Which age group did you find challenging to teach and which did you enjoy the most?
Teaching younger children is harder, as you must make them focus. To teach younger kids you need a lot of patience. In the higher classes, those who are interested, are very motivated to learn. I had a student from Germany, and she wanted to learn, so within 6 months she had picked up Hindi and could speak it so well! I enjoy teaching girls, I have two daughters, so I relate very well to them.
Other than the Hindi textbooks, you have recently written two books, could you tell us about them and the inspiration behind them?

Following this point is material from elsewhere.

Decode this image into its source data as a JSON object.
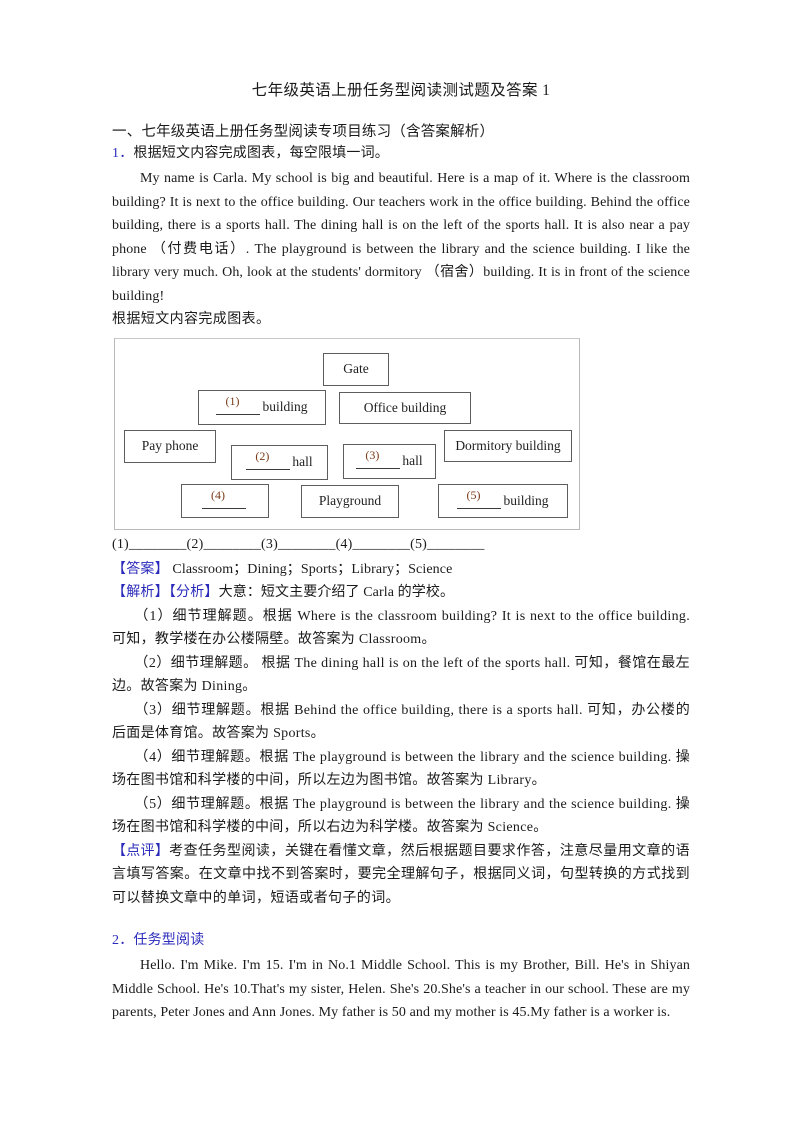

I went to a senior citizen home in Coimbatore to visit my sambandhi. I found lots of different types of people there and interacted with many of them. The common misconception is that the people in senior citizen communities are depressed, or very religious. I found that actually many people who have missed a lot of things in life were doing all that they had missed out over there - dance, drama etc. They put up so many programs, ate together, talked and listened to each other, taught others the skills they knew. Life there is very different from what I had expected. That’s how I got the inspiration to write this book - The New Dawn.
The other book is an autobiography, but not about my life! I wrote a book about Giri, who had Multiple Sclerosis and died at the tender age of 23.
A few years ago, I was very depressed after my husband's death. At the time, my neighbors had also recently lost their son. When they came to know I was a published author, they wanted me to write about their son Giri, who had wanted to write an autobiography. An autobiography is written about the author’s own life, so I was hesitant, but the mom was insistent that their son had wanted to write an autobiography, so I had to write in Giri’s voice. I interviewed a lot of people to understand him. I felt that there was a soul connection, and when I picked up the pen to write, words just flowed. When his mother read the book, she was so surprised. She said it was exactly like him speaking, not like I had written it, but that he had! The proceeds from the sale of this book go towards research into MS.
Who have been your role models? What about them do you admire?
Sister Shivani. She talks of unconditional love, and how to handle relationships. She says that whatever you are talking and what you are thinking should match. What you are thinking is what is reflected on the other person. If you want to change a person, you should think positive, send positive vibes. I have tried it and it really works. I really want to be like her, and have millions of people listen to me and benefit!
What’s the most important piece of advice you’d give to young girls and women today?
Have faith in your parents, believe in them, they love you so much. Respect your parents, grandparents. Always believe in yourself, you have a strength, each person has a strength. Believe in your own strength.
Always believe there is a super-power which is always helping us. Never feel guilty about anything. Whatever happens is all Divine. He has only arranged for everything. If you have so much faith in Him, then nothing can ever go wrong. Don't get disappointed with anything. Failures are the pillars of success. You have so much courage. so much strength, so you can face so much.
Always love yourself. Don’t curse yourself. If you don't love yourself, who will love you? Never feel bad about yourself or your appearance. Have faith and self-confidence. Feel good about yourself.
Relationships with everybody should be good - Don't curse people. Don't think bad about others. Forgive people, even if they have wronged you – this is very important. Don't take it to heart and grieve over it, as this will affect you more than that person. Come out of it. Put yourself in the shoes of others, then you can try to understand them better.
Unconditional love can change everybody.